Pour les établissements lesbiens, c’est encore plus difficile, ce qui explique leur rareté. Loin des grandes villes, beaucoup de bars dits «gays» accueillent une clientèle aussi bien masculine que féminine, mais dans les centres urbains, les bars gays sont beaucoup plus nombreux que les lesbiens.
Moins de lesbiennes que de gays dans les bars

D’après l’édition 2011-2012 des Gayellow Pages («Pages jaunes gays»), San Francisco compte un bar lesbien, 24 bars à la clientèle principalement gay et 7 à la clientèle mi-gay mi-lesbienne. Atlanta compte 2 bars lesbiens, 12 bars gays et 8 mixtes. Manhattan possède 2 bars lesbiens, 28 gays, 13 mixtes, et Seattle, 1 bar lesbien, 4 gays et 6 mixtes.

Plus intéressées par les relations de longue durée, les lesbiennes fréquentent moins les bars que les gays. Maggie Collier, la directrice de Maggie C Events, une société new-yorkaise qui organise des soirées, m’a confié:

«Les femmes sortent pour trouver une compagne.
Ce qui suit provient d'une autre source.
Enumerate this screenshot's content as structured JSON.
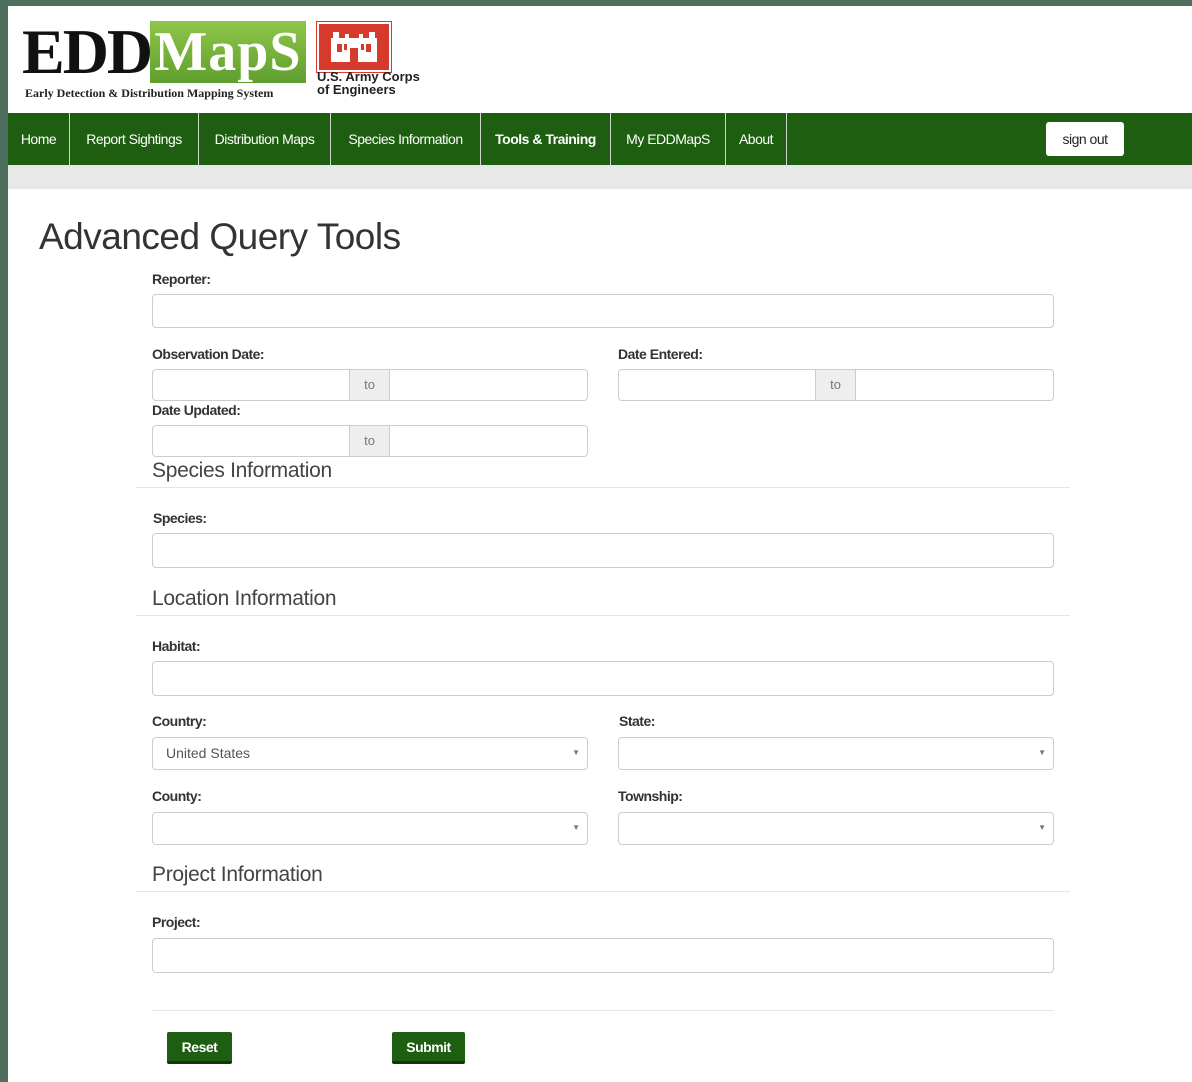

Quand elles l’ont trouvée, je ne les vois plus pendant deux ans. Puis, tout à coup, elles se remettent à sortir, ça veut dire qu’elles ont rompu. On les voit alors chaque semaine à chaque fête jusqu’à ce qu’elles se trouvent une nouvelle [copine] et qu’elles disparaissent à nouveau.»

Elle ajoute: «Les gays sortent beaucoup plus. Ils draguent. Ils veulent s’amuser».
Des bars non mixtes

Avant Stonewall, les gays et les lesbiennes étaient plus susceptibles de fréquenter les mêmes bars. Cela leur permettait d’avoir une couverture en cas de descente de police, les hommes se mettant alors à danser avec les femmes. Par ailleurs, un ou une ami(e) rencontré(e) au bar pouvait servir à donner le change lors de soirées professionnelles ou familiales.
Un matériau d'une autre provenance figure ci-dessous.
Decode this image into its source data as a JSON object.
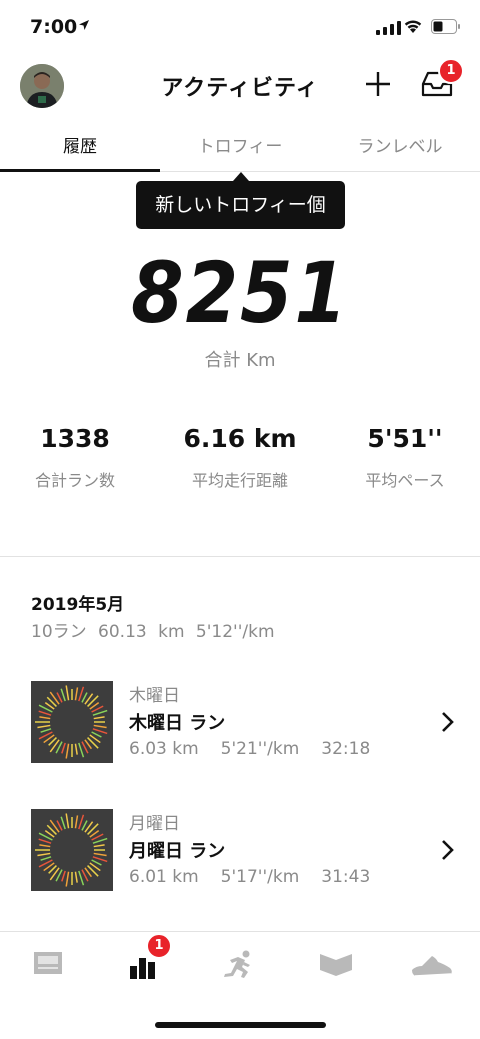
{
  "status_bar": {
    "time": "7:00"
  },
  "header": {
    "title": "アクティビティ",
    "inbox_badge": "1"
  },
  "tabs": [
    {
      "label": "履歴",
      "active": true
    },
    {
      "label": "トロフィー",
      "active": false
    },
    {
      "label": "ランレベル",
      "active": false
    }
  ],
  "tooltip": {
    "text": "新しいトロフィー個"
  },
  "summary": {
    "total_km": "8251",
    "total_label": "合計 Km",
    "stats": [
      {
        "value": "1338",
        "label": "合計ラン数"
      },
      {
        "value": "6.16 km",
        "label": "平均走行距離"
      },
      {
        "value": "5'51''",
        "label": "平均ペース"
      }
    ]
  },
  "month": {
    "title": "2019年5月",
    "summary": "10ラン  60.13 km  5'12''/km"
  },
  "runs": [
    {
      "day": "木曜日",
      "name": "木曜日 ラン",
      "distance": "6.03 km",
      "pace": "5'21''/km",
      "time": "32:18"
    },
    {
      "day": "月曜日",
      "name": "月曜日 ラン",
      "distance": "6.01 km",
      "pace": "5'17''/km",
      "time": "31:43"
    }
  ],
  "bottom_nav": {
    "items": [
      "feed-icon",
      "activity-icon",
      "run-icon",
      "club-icon",
      "shoe-icon"
    ],
    "activity_badge": "1"
  },
  "colors": {
    "badge": "#e8232a",
    "muted": "#8a8a8a"
  }
}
Pourtant en 1959, J.D. Mercer, l’auteur de They Walk in Shadow écrivait déjà:

«Les homosexuels hommes et femmes fréquentent rarement les mêmes établissements. Chaque groupe est gêné par la présence de l’autre groupe, encore plus que par celle de clients “normaux”.»

De nos jours, il arrive qu’une lesbienne fréquente un bar gay pour ses boissons pas chères, mais dès qu’il s’agit de danser ou de flirter, elle préfère le no man’s land des bars de filles. Autrement dit, les bars homos ne se limitent pas à la communauté homosexuelle, ils se limitent à la moitié de celle-ci.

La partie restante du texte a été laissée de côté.